There must be some special or unusual feature of the case to warrant an award of indemnity costs: Colgate-Palmolive Co v Cussons Pty Ltd [1993] FCA 801; (1993) 46 FCR 225, 233. The categories of cases in which an indemnity costs order may be made are not closed: Colgate‑Palmolive Co v Cussons (233). In Fountain Selected Meats (Sales) Pty Ltd v International Produce Merchants Ltd [1988] FCA 202; (1988) 81 ALR 397, 401, Woodward J said that indemnity costs were appropriate where the action 'has been commenced or continued in circumstances where the applicant, properly advised, should have known that he had no chance of success'. As Pullin J observed in Flotilla Nominees Pty Ltd v Western Australian Land Authority [2003] WASC 122 (S); (2003) 28 WAR 95 [25], an order for indemnity costs may be seen as a 'mark of disapproval on the part of the court about the improper or unreasonable conduct of litigation'. It is sufficient to enliven the discretion to award indemnity costs that, for whatever reasons, a party persists in what should on a proper consideration seem to be a hopeless case: Quancorp Pty Ltd v MacDonald [1999] WASCA 101 [6].

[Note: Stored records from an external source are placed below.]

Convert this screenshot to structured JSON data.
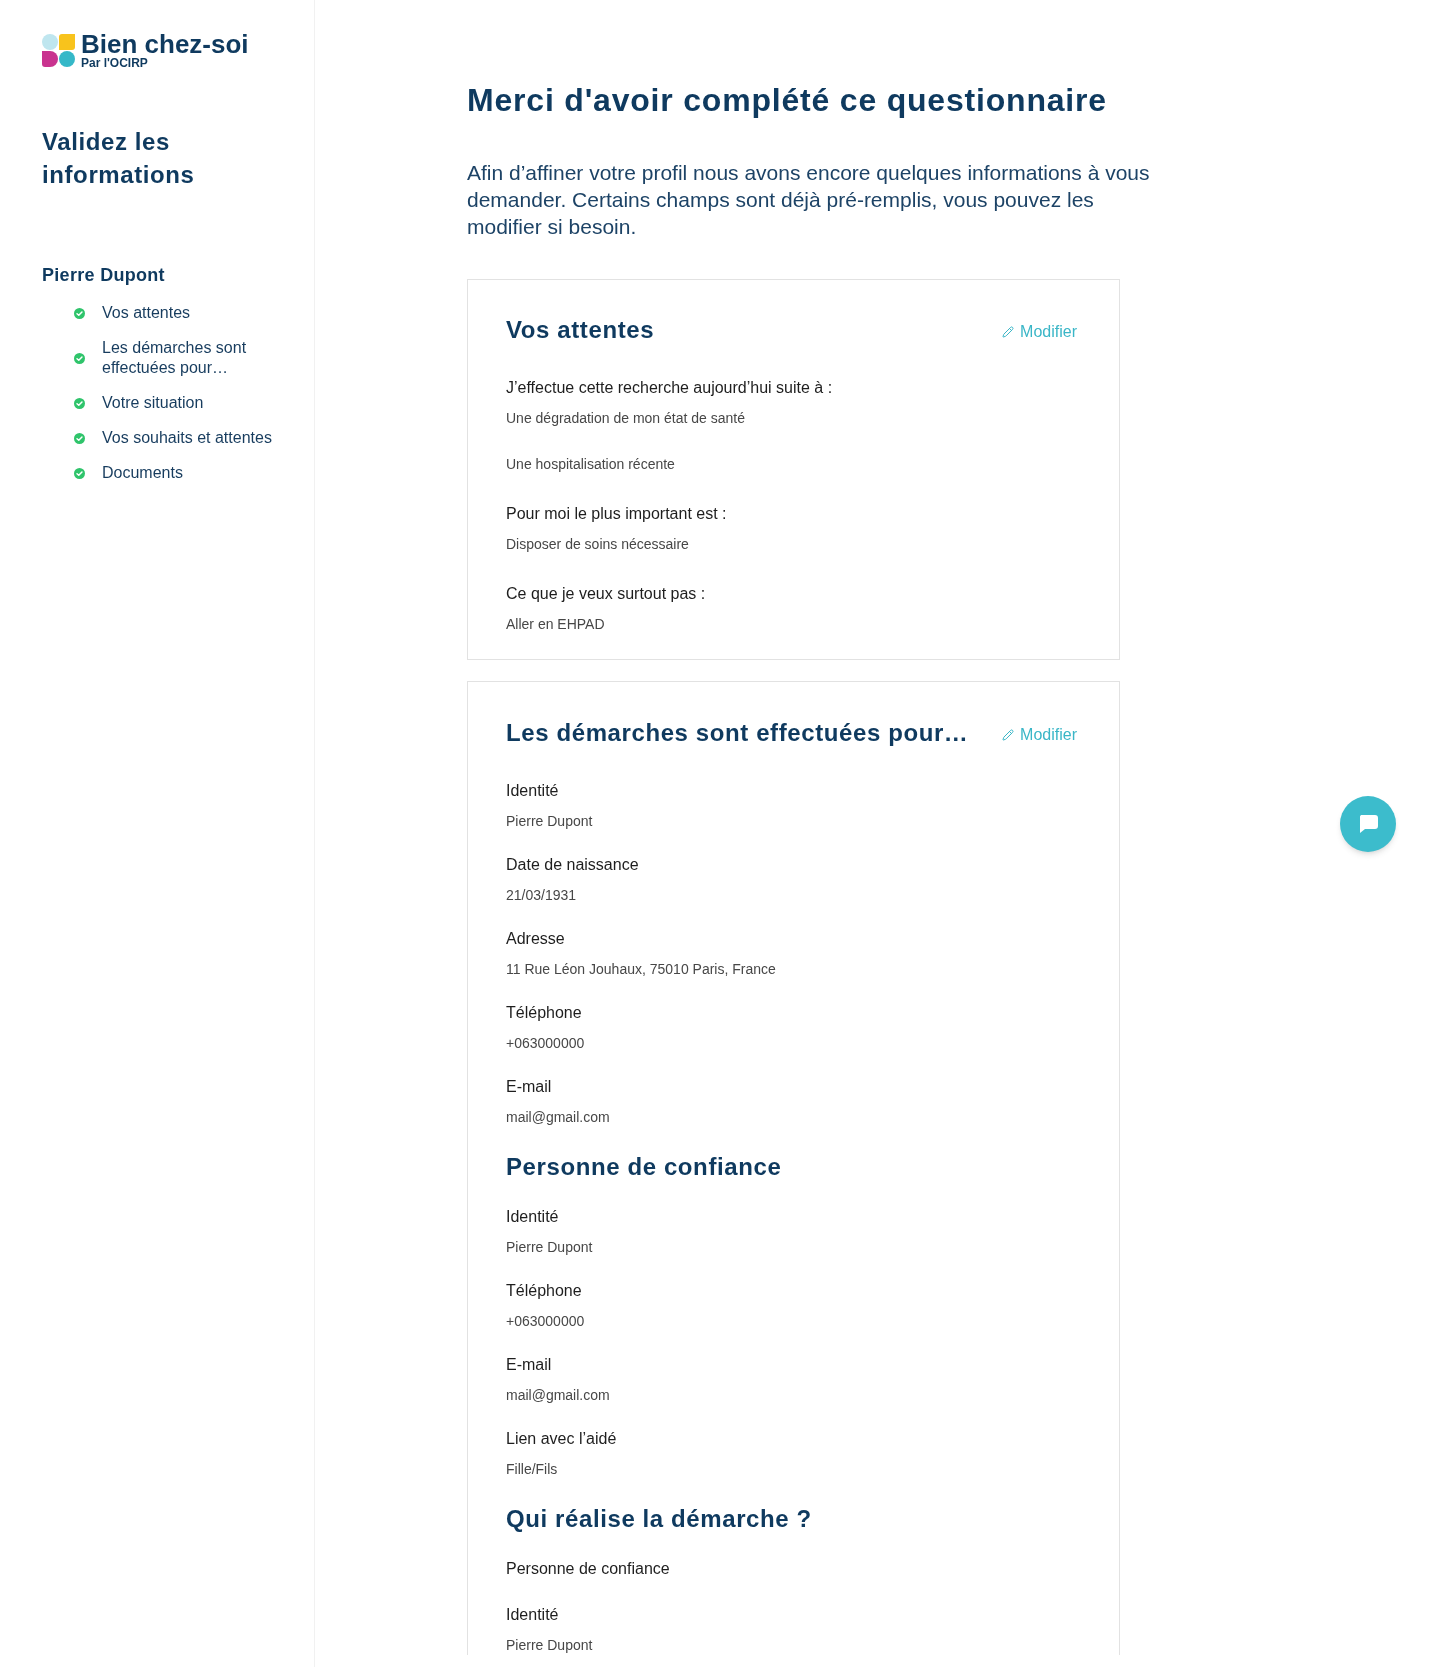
{
  "logo": {
    "name": "Bien chez-soi",
    "tagline": "Par l'OCIRP"
  },
  "sidebar": {
    "title": "Validez les informations",
    "person": "Pierre Dupont",
    "steps": [
      {
        "label": "Vos attentes",
        "completed": true
      },
      {
        "label": "Les démarches sont effectuées pour…",
        "completed": true
      },
      {
        "label": "Votre situation",
        "completed": true
      },
      {
        "label": "Vos souhaits et attentes",
        "completed": true
      },
      {
        "label": "Documents",
        "completed": true
      }
    ]
  },
  "header": {
    "title": "Merci d'avoir complété ce questionnaire",
    "intro": "Afin d’affiner votre profil nous avons encore quelques informations à vous demander. Certains champs sont déjà pré-remplis, vous pouvez les modifier si besoin."
  },
  "cards": [
    {
      "title": "Vos attentes",
      "action": "Modifier",
      "items": [
        {
          "kind": "question",
          "label": "J’effectue cette recherche aujourd’hui suite à :",
          "answers": [
            "Une dégradation de mon état de santé",
            "Une hospitalisation récente"
          ]
        },
        {
          "kind": "question",
          "label": "Pour moi le plus important est :",
          "answers": [
            "Disposer de soins nécessaire"
          ]
        },
        {
          "kind": "question",
          "label": "Ce que je veux surtout pas :",
          "answers": [
            "Aller en EHPAD"
          ]
        }
      ]
    },
    {
      "title": "Les démarches sont effectuées pour…",
      "action": "Modifier",
      "items": [
        {
          "kind": "field",
          "label": "Identité",
          "value": "Pierre Dupont"
        },
        {
          "kind": "field",
          "label": "Date de naissance",
          "value": "21/03/1931"
        },
        {
          "kind": "field",
          "label": "Adresse",
          "value": "11 Rue Léon Jouhaux, 75010 Paris, France"
        },
        {
          "kind": "field",
          "label": "Téléphone",
          "value": "+063000000"
        },
        {
          "kind": "field",
          "label": "E-mail",
          "value": "mail@gmail.com"
        },
        {
          "kind": "heading",
          "text": "Personne de confiance"
        },
        {
          "kind": "field",
          "label": "Identité",
          "value": "Pierre Dupont"
        },
        {
          "kind": "field",
          "label": "Téléphone",
          "value": "+063000000"
        },
        {
          "kind": "field",
          "label": "E-mail",
          "value": "mail@gmail.com"
        },
        {
          "kind": "field",
          "label": "Lien avec l’aidé",
          "value": "Fille/Fils"
        },
        {
          "kind": "heading",
          "text": "Qui réalise la démarche ?"
        },
        {
          "kind": "text",
          "text": "Personne de confiance"
        },
        {
          "kind": "field",
          "label": "Identité",
          "value": "Pierre Dupont"
        }
      ]
    }
  ]
}
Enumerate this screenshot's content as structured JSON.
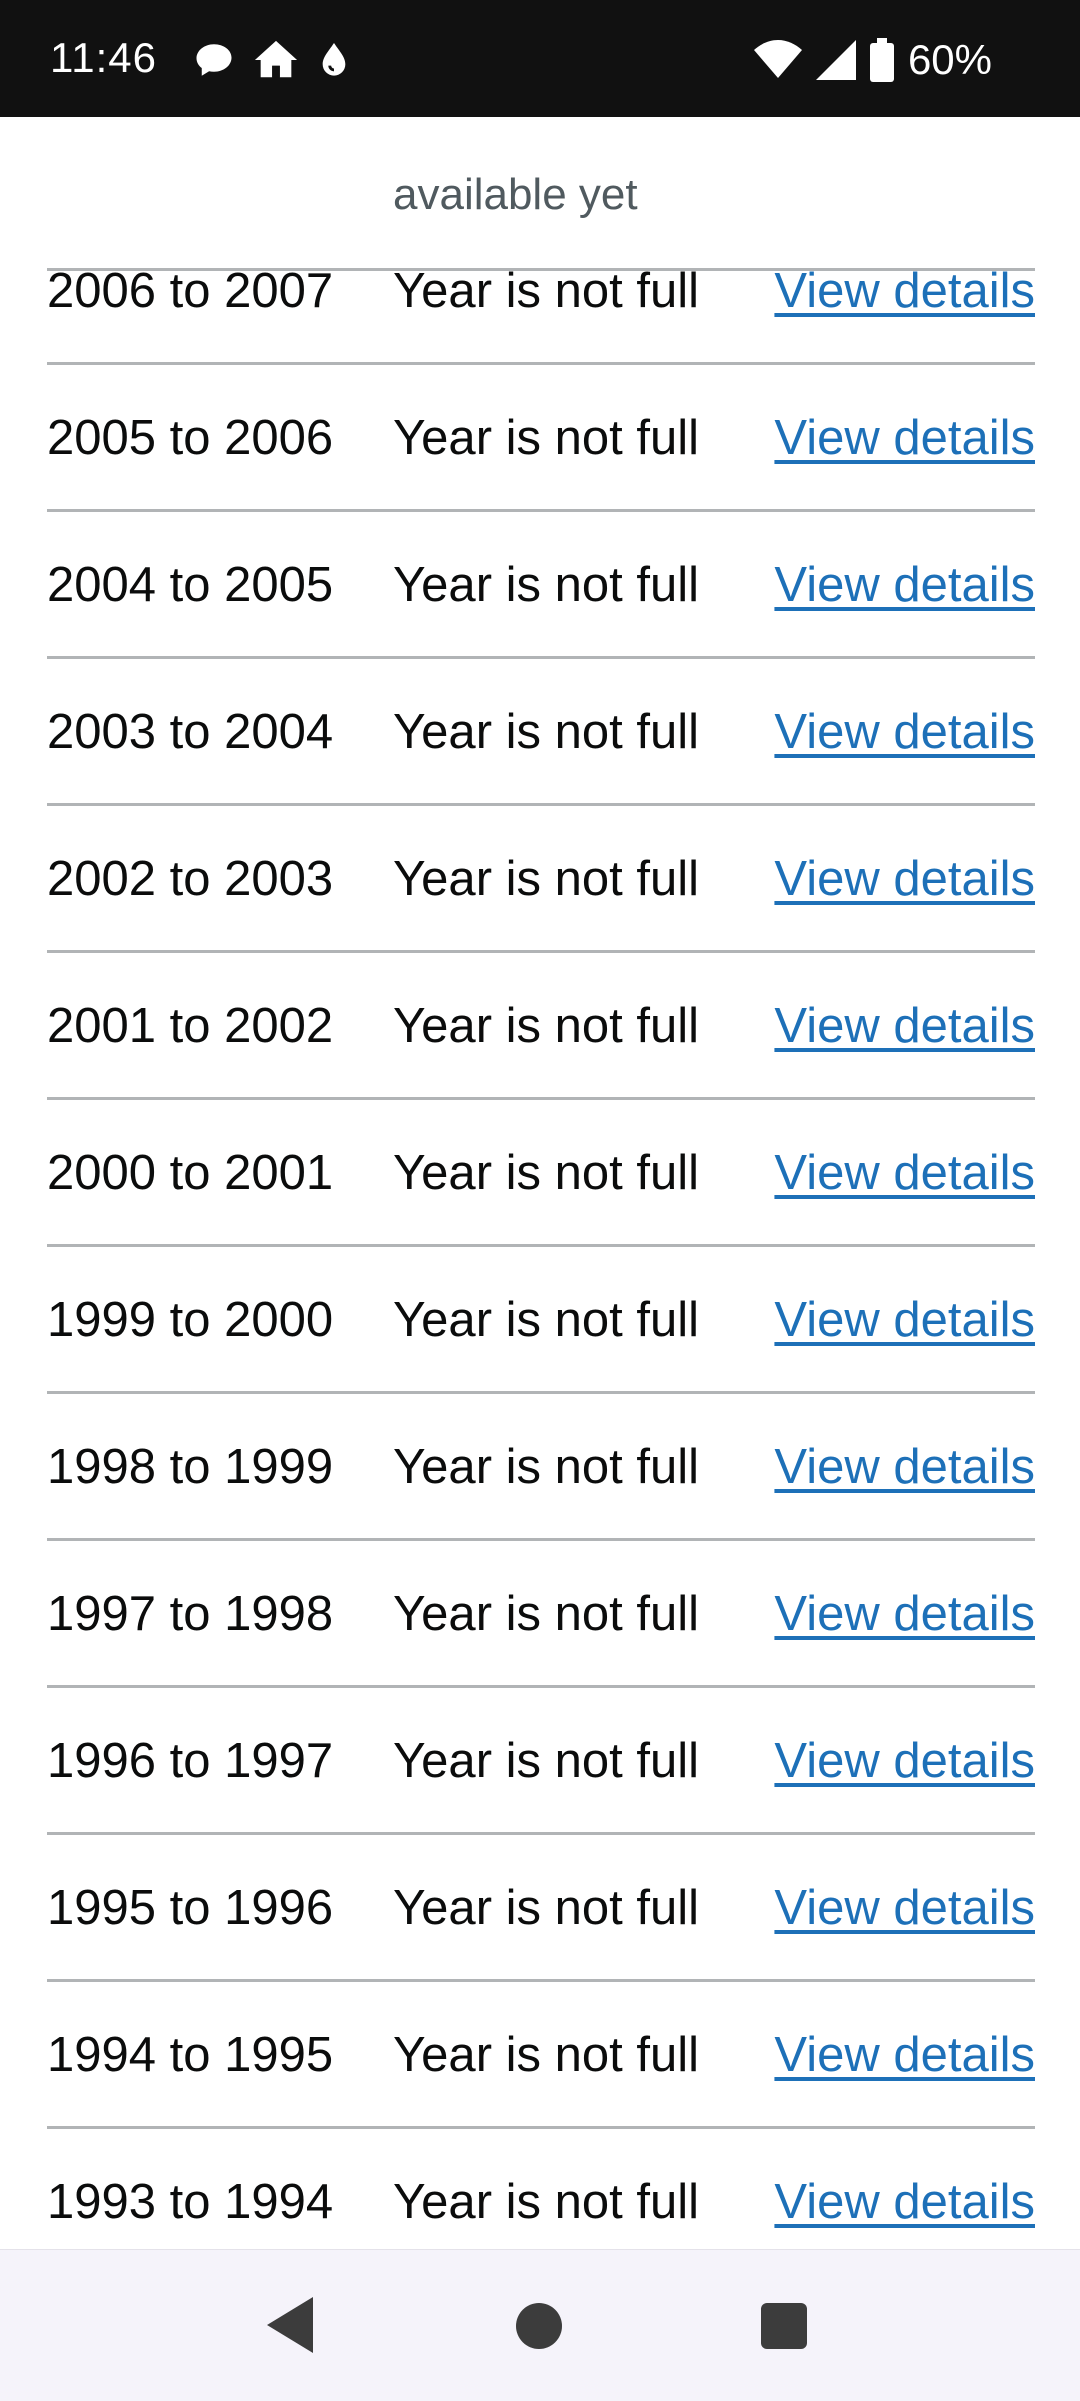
{
  "status_bar": {
    "time": "11:46",
    "battery": "60%",
    "icons_left": [
      "chat-bubble-icon",
      "home-icon",
      "drop-icon"
    ],
    "icons_right": [
      "wifi-icon",
      "cellular-signal-icon",
      "battery-icon"
    ]
  },
  "partial_row": {
    "status": "available yet"
  },
  "rows": [
    {
      "year": "2006 to 2007",
      "status": "Year is not full",
      "link": "View details"
    },
    {
      "year": "2005 to 2006",
      "status": "Year is not full",
      "link": "View details"
    },
    {
      "year": "2004 to 2005",
      "status": "Year is not full",
      "link": "View details"
    },
    {
      "year": "2003 to 2004",
      "status": "Year is not full",
      "link": "View details"
    },
    {
      "year": "2002 to 2003",
      "status": "Year is not full",
      "link": "View details"
    },
    {
      "year": "2001 to 2002",
      "status": "Year is not full",
      "link": "View details"
    },
    {
      "year": "2000 to 2001",
      "status": "Year is not full",
      "link": "View details"
    },
    {
      "year": "1999 to 2000",
      "status": "Year is not full",
      "link": "View details"
    },
    {
      "year": "1998 to 1999",
      "status": "Year is not full",
      "link": "View details"
    },
    {
      "year": "1997 to 1998",
      "status": "Year is not full",
      "link": "View details"
    },
    {
      "year": "1996 to 1997",
      "status": "Year is not full",
      "link": "View details"
    },
    {
      "year": "1995 to 1996",
      "status": "Year is not full",
      "link": "View details"
    },
    {
      "year": "1994 to 1995",
      "status": "Year is not full",
      "link": "View details"
    },
    {
      "year": "1993 to 1994",
      "status": "Year is not full",
      "link": "View details"
    }
  ],
  "nav_bar": {
    "icons": [
      "back-icon",
      "home-circle-icon",
      "recents-icon"
    ]
  },
  "colors": {
    "link": "#1d70b8",
    "text": "#0b0c0c",
    "divider": "#b1b4b6",
    "muted": "#505a5f"
  }
}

In my view, from the moment the application was filed, the seventh respondents, properly advised, should have known that the application had no chance of success. Moreover, it is appropriate to mark with disapproval the seventh respondents' conduct in bringing and maintaining the application.
There should be an order that the seventh respondents pay all the costs incurred by the appellant of and incidental to the application except insofar as they are of an unreasonable amount, or have been unreasonably incurred, so that subject to the above exceptions, the appellant is completely indemnified by the seventh respondents for its costs of the application. The first respondent did not seek an order for indemnity costs, and the usual costs order should apply with respect to the first respondent, ie the seventh respondents should pay the first respondent's costs of and incidental to the application to be taxed if not agreed.